The Republican Convention

September 03, 2004|By David Nitkin | David Nitkin,SUN NATIONAL STAFF

NEW YORK - Maryland Republicans return home today energized for the final two-month push to Election Day but aware that they're on their own in an uphill effort to deliver the state's electoral votes to President Bush.

State GOP delegates spent much of the week here trying to convince themselves and others that Maryland is winnable for the president and that a 12-point lead Democratic nominee John Kerry held in the most recent statewide poll could quickly be erased.

"This is the Maryland that voted for Bob Ehrlich. It's the Maryland that voted for Ronald Reagan," said state Sen. J. Lowell Stoltzfus, the minority leader from the Eastern Shore. "I think it's doable."

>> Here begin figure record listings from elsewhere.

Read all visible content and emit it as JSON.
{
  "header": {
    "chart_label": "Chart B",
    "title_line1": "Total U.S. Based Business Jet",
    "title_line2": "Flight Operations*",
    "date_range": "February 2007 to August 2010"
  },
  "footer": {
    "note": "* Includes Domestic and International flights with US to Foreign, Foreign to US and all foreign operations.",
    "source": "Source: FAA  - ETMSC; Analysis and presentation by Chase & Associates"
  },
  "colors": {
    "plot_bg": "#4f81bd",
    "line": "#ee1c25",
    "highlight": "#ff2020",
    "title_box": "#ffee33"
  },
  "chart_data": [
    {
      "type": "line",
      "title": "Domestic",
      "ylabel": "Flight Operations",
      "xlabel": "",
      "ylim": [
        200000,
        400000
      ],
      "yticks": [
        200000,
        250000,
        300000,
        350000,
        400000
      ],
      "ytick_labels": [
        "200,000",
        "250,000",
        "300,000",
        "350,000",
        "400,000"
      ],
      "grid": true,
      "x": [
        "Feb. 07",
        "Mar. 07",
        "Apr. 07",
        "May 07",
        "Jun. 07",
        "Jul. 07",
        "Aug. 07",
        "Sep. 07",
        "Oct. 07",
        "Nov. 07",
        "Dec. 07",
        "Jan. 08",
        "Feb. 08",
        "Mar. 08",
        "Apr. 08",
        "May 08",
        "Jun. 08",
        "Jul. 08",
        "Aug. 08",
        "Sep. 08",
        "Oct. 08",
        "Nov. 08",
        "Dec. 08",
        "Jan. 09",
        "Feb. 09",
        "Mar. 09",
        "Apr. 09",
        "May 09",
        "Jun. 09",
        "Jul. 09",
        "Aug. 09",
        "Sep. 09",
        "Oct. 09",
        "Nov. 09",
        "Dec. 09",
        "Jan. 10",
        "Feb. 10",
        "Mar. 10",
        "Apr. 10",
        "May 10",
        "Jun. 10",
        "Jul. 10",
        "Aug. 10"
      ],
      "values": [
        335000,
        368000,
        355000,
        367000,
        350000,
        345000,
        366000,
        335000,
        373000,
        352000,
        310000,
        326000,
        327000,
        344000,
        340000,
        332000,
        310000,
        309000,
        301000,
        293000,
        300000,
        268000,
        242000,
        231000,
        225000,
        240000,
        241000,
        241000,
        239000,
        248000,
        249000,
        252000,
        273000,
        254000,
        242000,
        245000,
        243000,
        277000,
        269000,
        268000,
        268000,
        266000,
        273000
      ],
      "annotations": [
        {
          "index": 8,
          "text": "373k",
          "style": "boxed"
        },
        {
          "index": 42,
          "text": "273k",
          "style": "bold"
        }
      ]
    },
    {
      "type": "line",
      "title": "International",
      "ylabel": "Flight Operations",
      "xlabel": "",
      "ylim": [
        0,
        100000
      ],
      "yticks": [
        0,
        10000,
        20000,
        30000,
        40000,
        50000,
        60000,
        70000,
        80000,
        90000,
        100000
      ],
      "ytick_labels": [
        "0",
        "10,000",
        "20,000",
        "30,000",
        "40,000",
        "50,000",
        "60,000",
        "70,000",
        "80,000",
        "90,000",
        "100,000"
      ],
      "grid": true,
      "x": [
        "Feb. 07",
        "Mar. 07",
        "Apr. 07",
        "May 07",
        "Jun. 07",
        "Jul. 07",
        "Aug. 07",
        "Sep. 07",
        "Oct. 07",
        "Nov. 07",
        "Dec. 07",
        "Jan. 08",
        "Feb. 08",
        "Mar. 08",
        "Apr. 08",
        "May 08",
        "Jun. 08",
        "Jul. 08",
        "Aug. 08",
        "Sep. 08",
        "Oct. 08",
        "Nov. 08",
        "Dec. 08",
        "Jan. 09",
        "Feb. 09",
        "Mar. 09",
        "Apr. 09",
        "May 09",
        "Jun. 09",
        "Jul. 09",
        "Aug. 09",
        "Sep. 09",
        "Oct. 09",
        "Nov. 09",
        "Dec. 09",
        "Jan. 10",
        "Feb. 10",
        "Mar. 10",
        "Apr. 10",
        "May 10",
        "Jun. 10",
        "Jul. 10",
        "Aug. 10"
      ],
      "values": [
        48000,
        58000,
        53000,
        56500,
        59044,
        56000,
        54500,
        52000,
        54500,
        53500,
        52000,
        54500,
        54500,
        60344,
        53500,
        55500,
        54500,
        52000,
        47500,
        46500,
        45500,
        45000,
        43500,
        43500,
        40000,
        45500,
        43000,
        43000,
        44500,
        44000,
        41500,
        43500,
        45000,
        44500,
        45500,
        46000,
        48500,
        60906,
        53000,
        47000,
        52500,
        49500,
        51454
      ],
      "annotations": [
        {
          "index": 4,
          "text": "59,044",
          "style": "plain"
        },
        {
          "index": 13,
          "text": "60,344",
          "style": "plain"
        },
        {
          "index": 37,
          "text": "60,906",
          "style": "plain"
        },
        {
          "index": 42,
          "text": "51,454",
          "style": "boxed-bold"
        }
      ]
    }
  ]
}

The national party, by all appearances, is not convinced. In New York, the delegations from coveted swing states attracted high-powered speakers at their breakfast meetings. George Bush pumped up the Florida contingent Wednesday. Ohio got Vice President Dick Cheney yesterday morning, hours after his acceptance speech.

Maryland's breakfasts featured plenty of enthusiasm, but it was drummed up from within by speakers such as state Sen. E.J. Pipkin, who is running for the U.S. Senate against incumbent Democrat Barbara A. Mikulski. The delegation had to leave its hotel and join other states to hear from Bush campaign manager Ken Mehlman, only to learn that the national party wanted to dispatch Maryland activists to swing state Pennsylvania for the final pre-election get-out-the-vote drive.

No way, said David Hale, president of the Calvert County Board of County Commissioners. He liked the ideas he heard for the so-called 72-hour plan and wants to use them in Southern Maryland.

The convention, Hale said Wednesday night from his seat inside Madison Square Garden, "gives you a kick emotionally, and that's what wins elections."

"No matter what you read in the paper, Maryland is a winnable state," he said.

To be sure, Republican candidates are a tough sell in parts of the state, particularly Baltimore. But Victor Clark, a director of small business development with the Governor's Office of Business Advocacy, said face-to-face communication in neighborhoods can win converts.

"We can only do what we've been doing, which is taking the message to the people in their homes," said Clark, 59, of West Baltimore, a lifelong Republican. "Everybody is trying to make it negative that the Republican National Committee is not paying attention to Maryland. But we have to make it happen."

In heavily Democratic Montgomery County, county GOP Chairman Steve Abrams said the use of new, technology-driven strategies - such as the rapid and regular e-mail distribution of campaign materials and messages - can help the outnumbered Republicans deliver just enough votes.

In Montgomery, "if I can hit a 35 percent threshold of the Republican vote [for president], it gives us a better than even chance of winning the state of Maryland," he said.

Contrary to its usual strong Democratic leanings, Maryland voted for George Bush in 1988, Ronald Reagan in 1984 and Richard Nixon in 1972. Four years ago, Al Gore carried the state by 17 percentage points.

If grass-roots activists campaign on the message of Bush as a strong commander-in-chief that was on display at the convention, they can narrow the gap for him, said state Del. William J. Frank of Lutherville.

"We have to frame the debate as who will keep the country safe, Bush or Kerry. And we win that question," he said, noting that GOP presidential candidates have lost the past three elections in Baltimore County.

But Maryland's two most prominent Republicans, Gov. Robert L. Ehrlich Jr. and Lt. Gov. Michael S. Steele, will be spending more time in other states campaigning for the president than trying to boost the turnout in Montgomery County or help the effort in Baltimore.

Last week, Ehrlich said the president shouldn't visit Maryland and should focus his resources elsewhere. Delegates spent a lot of time here countering that message. One of the more novel defenses came from Pipkin, who said the governor was just being "modest" in not acknowledging the impact of his own win on state politics.